The on-going rationalization of Group I production across Europe has caused concern about shortages and the need to reformulate products.
Fears of Group I closures predate the recession, but it was once the European economic climate had started to improve that Group I production rationalization started becoming a reality in Western Europe, with 2015 seen as the year of transition.
”The transition creates opportunities,” says Simon Day, vice president of Nynas Naphthenics. ”During 2015, it is likely that over 1.5 million tonnes of Group I capacity will disappear from Western Europe, which is one-quarter of the region’s capacity.

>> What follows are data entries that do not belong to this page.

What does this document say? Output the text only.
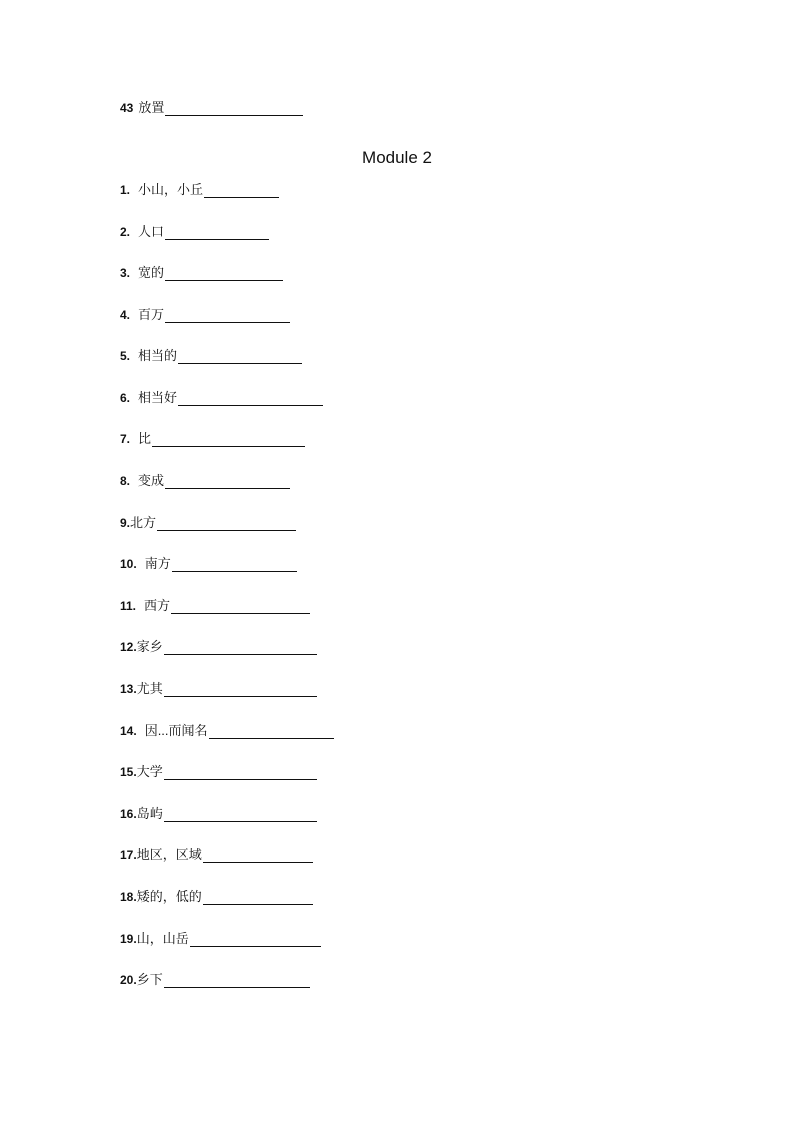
43 放置
Module 2
1. 小山，小丘
2. 人口
3. 宽的
4. 百万
5. 相当的
6. 相当好
7. 比
8. 变成
9. 北方
10. 南方
11. 西方
12. 家乡
13. 尤其
14. 因...而闻名
15. 大学
16. 岛屿
17. 地区，区域
18. 矮的，低的
19. 山，山岳
20. 乡下
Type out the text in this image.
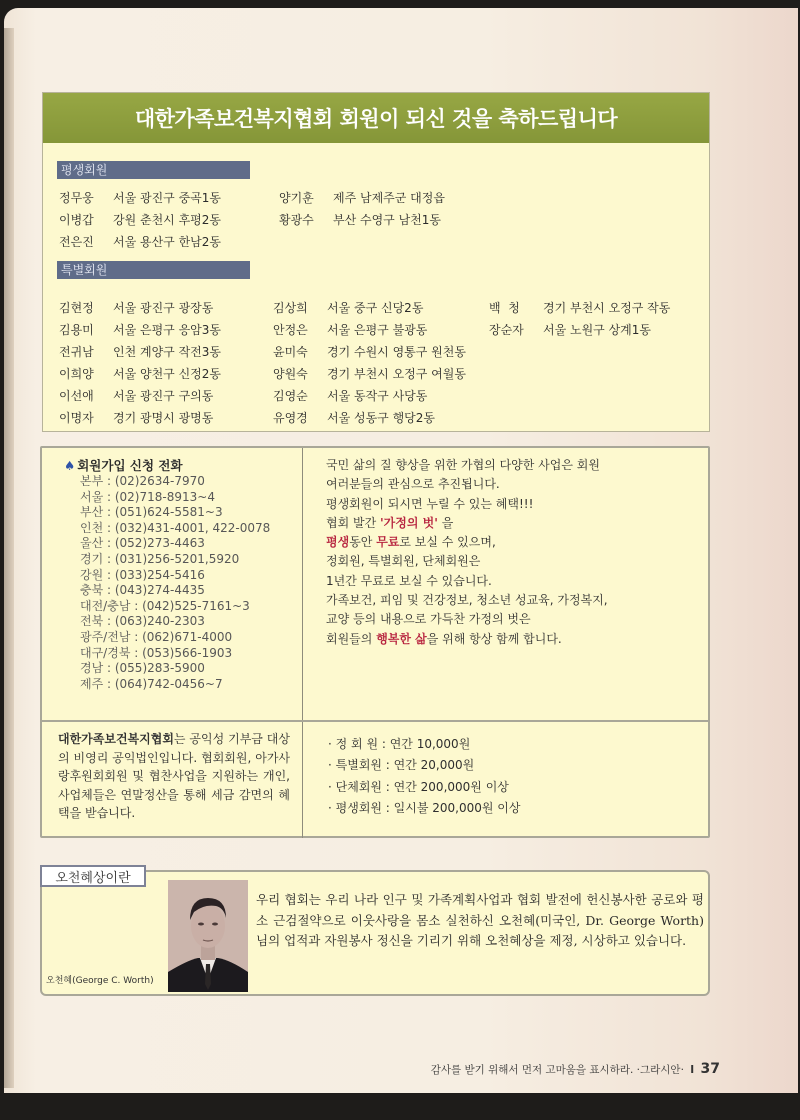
대한가족보건복지협회 회원이 되신 것을 축하드립니다
평생회원
정무웅 서울 광진구 중곡1동
이병갑 강원 춘천시 후평2동
전은진 서울 용산구 한남2동
양기훈 제주 남제주군 대정읍
황광수 부산 수영구 남천1동
특별회원
김현정 서울 광진구 광장동
김용미 서울 은평구 응암3동
전귀남 인천 계양구 작전3동
이희양 서울 양천구 신정2동
이선애 서울 광진구 구의동
이명자 경기 광명시 광명동
김상희 서울 중구 신당2동
안정은 서울 은평구 불광동
윤미숙 경기 수원시 영통구 원천동
양원숙 경기 부천시 오정구 여월동
김영순 서울 동작구 사당동
유영경 서울 성동구 행당2동
백  청 경기 부천시 오정구 작동
장순자 서울 노원구 상계1동
♠ 회원가입 신청 전화
본부 : (02)2634-7970
서울 : (02)718-8913~4
부산 : (051)624-5581~3
인천 : (032)431-4001, 422-0078
울산 : (052)273-4463
경기 : (031)256-5201,5920
강원 : (033)254-5416
충북 : (043)274-4435
대전/충남 : (042)525-7161~3
전북 : (063)240-2303
광주/전남 : (062)671-4000
대구/경북 : (053)566-1903
경남 : (055)283-5900
제주 : (064)742-0456~7
국민 삶의 질 향상을 위한 가협의 다양한 사업은 회원
여러분들의 관심으로 추진됩니다.
평생회원이 되시면 누릴 수 있는 혜택!!!
협회 발간 '가정의 벗' 을
평생동안 무료로 보실 수 있으며,
정회원, 특별회원, 단체회원은
1년간 무료로 보실 수 있습니다.
가족보건, 피임 및 건강정보, 청소년 성교육, 가정복지,
교양 등의 내용으로 가득찬 가정의 벗은
회원들의 행복한 삶을 위해 항상 함께 합니다.
대한가족보건복지협회는 공익성 기부금 대상의 비영리 공익법인입니다. 협회회원, 아가사랑후원회회원 및 협찬사업을 지원하는 개인, 사업체들은 연말정산을 통해 세금 감면의 혜택을 받습니다.
· 정 회 원 : 연간 10,000원
· 특별회원 : 연간 20,000원
· 단체회원 : 연간 200,000원 이상
· 평생회원 : 일시불 200,000원 이상
오천혜상이란
오천혜(George C. Worth)
우리 협회는 우리 나라 인구 및 가족계획사업과 협회 발전에 헌신봉사한 공로와 평소 근검절약으로 이웃사랑을 몸소 실천하신 오천혜(미국인, Dr. George Worth)님의 업적과 자원봉사 정신을 기리기 위해 오천혜상을 제정, 시상하고 있습니다.
감사를 받기 위해서 먼저 고마움을 표시하라. ·그라시안· I 37
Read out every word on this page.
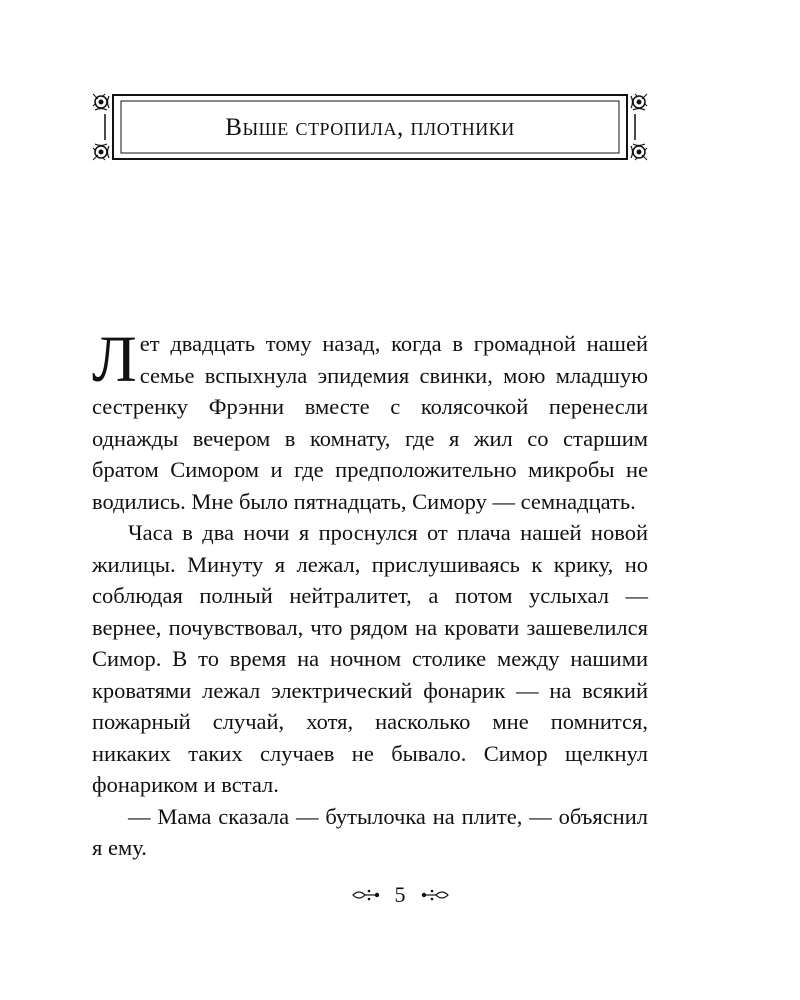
Выше стропила, плотники

Лет двадцать тому назад, когда в громадной нашей семье вспыхнула эпидемия свинки, мою младшую сестренку Фрэнни вместе с колясочкой перенесли однажды вечером в комнату, где я жил со старшим братом Симором и где предположительно микробы не водились. Мне было пятнадцать, Симору — семнадцать.

Часа в два ночи я проснулся от плача нашей новой жилицы. Минуту я лежал, прислушиваясь к крику, но соблюдая полный нейтралитет, а потом услыхал — вернее, почувствовал, что рядом на кровати зашевелился Симор. В то время на ночном столике между нашими кроватями лежал электрический фонарик — на всякий пожарный случай, хотя, насколько мне помнится, никаких таких случаев не бывало. Симор щелкнул фонариком и встал.

— Мама сказала — бутылочка на плите, — объяснил я ему.

5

The company decided early on to view the changing refinery landscape. ”Nynas decided to target all industrial applications in which Group I oils are traditionally used, but with special attention to applications where solvency is important and where it could be challenging to convert to Group II base oils,” says Valentina Serra-Holm, marketing director.
The company announced a new range of 12 oils, including Nybase 70/100/150/300/500/600 and the process oils Nyflex 3014/3022/3030/3060/3100/3120, which mimic key characteristics of the outgoing oils.
”One of our customers referred to our launch as the ’perfect strategic move at this point in time’,” says Serra-Holm.
The impending shortages will be most acutely felt in North Western Europe, according to Nynas.
”There is a certain degree of preoccupation with finding alternatives, because the Group I customers understand that nobody is safe,” says Serra-Holm. ”Even in the countries where there are no closures announced, customers are already experiencing a shortage of heavier grades – from 100 centistokes (cSt) and up – and they are testing replacements from the heavy side of the Nynas product portfolio.”